Bollywood spinning money in America
A record number of Indian films reached blockbuster status in the United States in 2006 with half of the 14 foreign language films that grossed over $2 million being in Hindi. No other language came close to contributing so many box office hits to the list.
Spanish, despite being spoken by millions of more Americans, trailed far behind as the next most popular foreign language at the US box office with only two films above the $2 million benchmark last year.
More Hindi films surpassed this box office level in 2006 than in all previous years combined, showing immense growth for Bollywood films in America, according to boxofficeguru.com.
Hollywood also seems to be now ready for Bollywood. Superstars Brad Pitt and Angelina Jolie recently produced their new feature film A Mighty Heart in India and both George Clooney and Will Smith have expressed interest in collaborating with the Bollywood film industry on future projects.
Wes Anderson is shooting his next film The Darjeeling Limited in India. And Mira Nair brings the best of Hollywood and Bollywood together in Shantaram that stars Johnny Depp and Amitabh Bachchan.
Until now, Bollywood films have mostly been available in Indian theatres and small video shops far outside of Los Angeles. Time Warner Cable of Los Angeles is changing that with the launch of its International Movies on Demand service allowing fans to watch them at their convenience. For this the cable company has teamed up with BODVOD, a company that holds exclusive rights to popular Indian movies from top Bollywood studios such as UTV and Adlabs.
Many new Bollywood films have now made their on-demand premieres including one of the highest-grossing films in India last year, the Adlabs sci-fi action thriller Krrish. Shot in Singapore, the groundbreaking special effects in the Hrithik Roshan smash have made it Bollywood's first super hero blockbuster.
The hits keep coming later this season with the much-anticipated premieres of Shah Rukh Khan's action blockbuster Don, the New York-set comedy Jaan-E-Mann, and the epic Moghul-era romance Umrao Jaan starring the newly-engaged Bollywood power couple Aishwarya Rai and Abhishek Bachchan.
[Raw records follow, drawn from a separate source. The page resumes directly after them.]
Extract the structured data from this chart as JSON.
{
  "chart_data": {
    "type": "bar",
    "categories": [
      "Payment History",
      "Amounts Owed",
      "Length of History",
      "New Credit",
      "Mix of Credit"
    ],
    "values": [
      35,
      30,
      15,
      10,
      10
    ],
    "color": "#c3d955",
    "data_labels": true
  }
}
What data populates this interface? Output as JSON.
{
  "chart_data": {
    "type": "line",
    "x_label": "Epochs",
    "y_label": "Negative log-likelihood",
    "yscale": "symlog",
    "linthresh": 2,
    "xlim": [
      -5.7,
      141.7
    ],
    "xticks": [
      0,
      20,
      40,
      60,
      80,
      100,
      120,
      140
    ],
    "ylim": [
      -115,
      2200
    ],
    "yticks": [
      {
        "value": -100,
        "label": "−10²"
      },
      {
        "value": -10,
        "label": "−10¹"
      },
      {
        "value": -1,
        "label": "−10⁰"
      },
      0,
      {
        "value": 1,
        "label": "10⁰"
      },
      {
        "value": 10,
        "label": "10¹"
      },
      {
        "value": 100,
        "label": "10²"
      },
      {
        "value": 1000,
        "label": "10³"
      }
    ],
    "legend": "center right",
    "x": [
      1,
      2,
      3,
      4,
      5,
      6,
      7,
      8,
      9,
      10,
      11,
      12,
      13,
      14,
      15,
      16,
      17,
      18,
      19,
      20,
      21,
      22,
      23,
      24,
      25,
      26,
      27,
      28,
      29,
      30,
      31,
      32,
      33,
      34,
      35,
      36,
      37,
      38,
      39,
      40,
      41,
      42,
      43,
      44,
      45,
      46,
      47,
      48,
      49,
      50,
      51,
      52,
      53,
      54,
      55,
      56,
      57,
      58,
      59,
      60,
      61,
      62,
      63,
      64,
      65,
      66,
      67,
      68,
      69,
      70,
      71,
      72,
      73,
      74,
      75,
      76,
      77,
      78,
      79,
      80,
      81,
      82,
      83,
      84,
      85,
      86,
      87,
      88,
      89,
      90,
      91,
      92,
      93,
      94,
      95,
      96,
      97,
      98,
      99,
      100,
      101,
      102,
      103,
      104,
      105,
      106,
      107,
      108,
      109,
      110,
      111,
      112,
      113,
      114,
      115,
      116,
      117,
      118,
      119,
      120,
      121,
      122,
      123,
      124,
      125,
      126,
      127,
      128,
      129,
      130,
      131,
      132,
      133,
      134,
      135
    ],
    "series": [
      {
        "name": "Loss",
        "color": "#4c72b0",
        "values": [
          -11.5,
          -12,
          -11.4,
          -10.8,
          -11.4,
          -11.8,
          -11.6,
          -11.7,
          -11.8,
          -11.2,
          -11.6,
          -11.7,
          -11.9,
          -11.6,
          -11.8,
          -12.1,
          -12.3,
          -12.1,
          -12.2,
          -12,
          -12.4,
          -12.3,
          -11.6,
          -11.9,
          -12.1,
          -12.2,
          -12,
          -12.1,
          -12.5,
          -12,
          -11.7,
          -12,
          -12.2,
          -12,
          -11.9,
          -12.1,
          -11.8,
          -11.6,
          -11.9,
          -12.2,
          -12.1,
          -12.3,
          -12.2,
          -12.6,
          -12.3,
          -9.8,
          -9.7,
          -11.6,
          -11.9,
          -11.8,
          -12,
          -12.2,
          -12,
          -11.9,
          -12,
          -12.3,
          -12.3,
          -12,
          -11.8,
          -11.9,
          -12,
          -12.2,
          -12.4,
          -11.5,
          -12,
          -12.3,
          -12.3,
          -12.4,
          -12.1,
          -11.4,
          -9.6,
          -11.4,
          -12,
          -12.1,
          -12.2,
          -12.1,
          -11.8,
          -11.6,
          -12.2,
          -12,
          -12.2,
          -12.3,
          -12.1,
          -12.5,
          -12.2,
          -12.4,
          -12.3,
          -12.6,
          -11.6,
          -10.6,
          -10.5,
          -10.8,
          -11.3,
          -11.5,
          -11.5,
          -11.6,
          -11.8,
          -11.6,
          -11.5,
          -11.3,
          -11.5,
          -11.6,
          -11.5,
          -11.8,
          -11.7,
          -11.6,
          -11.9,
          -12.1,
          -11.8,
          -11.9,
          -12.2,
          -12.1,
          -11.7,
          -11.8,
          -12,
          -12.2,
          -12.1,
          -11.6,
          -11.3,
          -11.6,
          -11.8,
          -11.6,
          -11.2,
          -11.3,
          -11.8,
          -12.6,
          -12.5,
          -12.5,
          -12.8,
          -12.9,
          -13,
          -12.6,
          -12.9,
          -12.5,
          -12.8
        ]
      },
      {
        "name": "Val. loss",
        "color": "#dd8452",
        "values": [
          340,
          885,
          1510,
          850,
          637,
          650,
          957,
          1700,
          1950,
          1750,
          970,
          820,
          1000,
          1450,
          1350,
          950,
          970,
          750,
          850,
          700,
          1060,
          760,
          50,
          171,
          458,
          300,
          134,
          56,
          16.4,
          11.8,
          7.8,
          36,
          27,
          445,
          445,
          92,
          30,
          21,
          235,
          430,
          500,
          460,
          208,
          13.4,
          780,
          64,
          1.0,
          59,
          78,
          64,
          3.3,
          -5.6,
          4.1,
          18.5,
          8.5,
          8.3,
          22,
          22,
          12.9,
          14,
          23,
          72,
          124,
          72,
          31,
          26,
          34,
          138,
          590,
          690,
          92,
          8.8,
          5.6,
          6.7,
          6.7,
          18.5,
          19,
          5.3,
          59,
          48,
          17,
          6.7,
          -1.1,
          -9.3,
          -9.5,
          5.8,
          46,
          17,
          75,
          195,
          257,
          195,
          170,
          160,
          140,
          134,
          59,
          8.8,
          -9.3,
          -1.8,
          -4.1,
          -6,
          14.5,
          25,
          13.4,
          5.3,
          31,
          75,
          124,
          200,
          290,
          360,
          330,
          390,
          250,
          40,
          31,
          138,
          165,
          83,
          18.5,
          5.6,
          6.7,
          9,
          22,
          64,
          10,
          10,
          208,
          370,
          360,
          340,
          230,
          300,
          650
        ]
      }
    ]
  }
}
Time Warner Cable of Los Angeles is also showing its support for Bollywood and South Asian cinema by sponsoring the Indian Film Festival of Los Angeles (IFFLA), which is now in its fifth year of bringing the best of new Indian cinema to movie fans in Southern California. It runs April 17-22 at ArcLight Hollywood.
"Time Warner Cable is excited to sponsor the Indian Film Festival of Los Angeles this year and proud to give our 1.9 million customers in southern California access to more Bollywood and South Asian movies," said Roger Keating, executive vice president, Time Warner Cable.
"By creating a separate international category to showcase films from around the world, Time Warner Cable connects people to the many diverse cultures represented in the southland on the most convenient, easy-to-use platform cable has to offer," he said.
"We are truly delighted to be working with Time Warner Cable of Los Angeles this year," stated Festival Director Christina Marouda. "The availability of international films On Demand is an important step towards highlighting Indian cinema. IFFLA's commitment to present quality Indian cinema creates an ideal partnership."
With this new partnership with IFFLA and BODVOD, Time Warner Cable digital customers can view a movie of their choice for just $3.95 with unlimited access within 24 hours. Film genres in the International category include Bollywood, Chinese, French, Italian, Japanese and Spanish.
"This is a perfect strategic fit between Time Warner Cable and IFFLA and we are happy to bring them together," said Anjali Jindal, head of programming for BODVOD Networks, the provider of Time Warner's and other cable operators ' Bollywood on-demand category."In addition to content, we focus on developing innovative, mutually beneficial partnerships in the community to create awareness for both on-demand services and support reputable cultural organisations."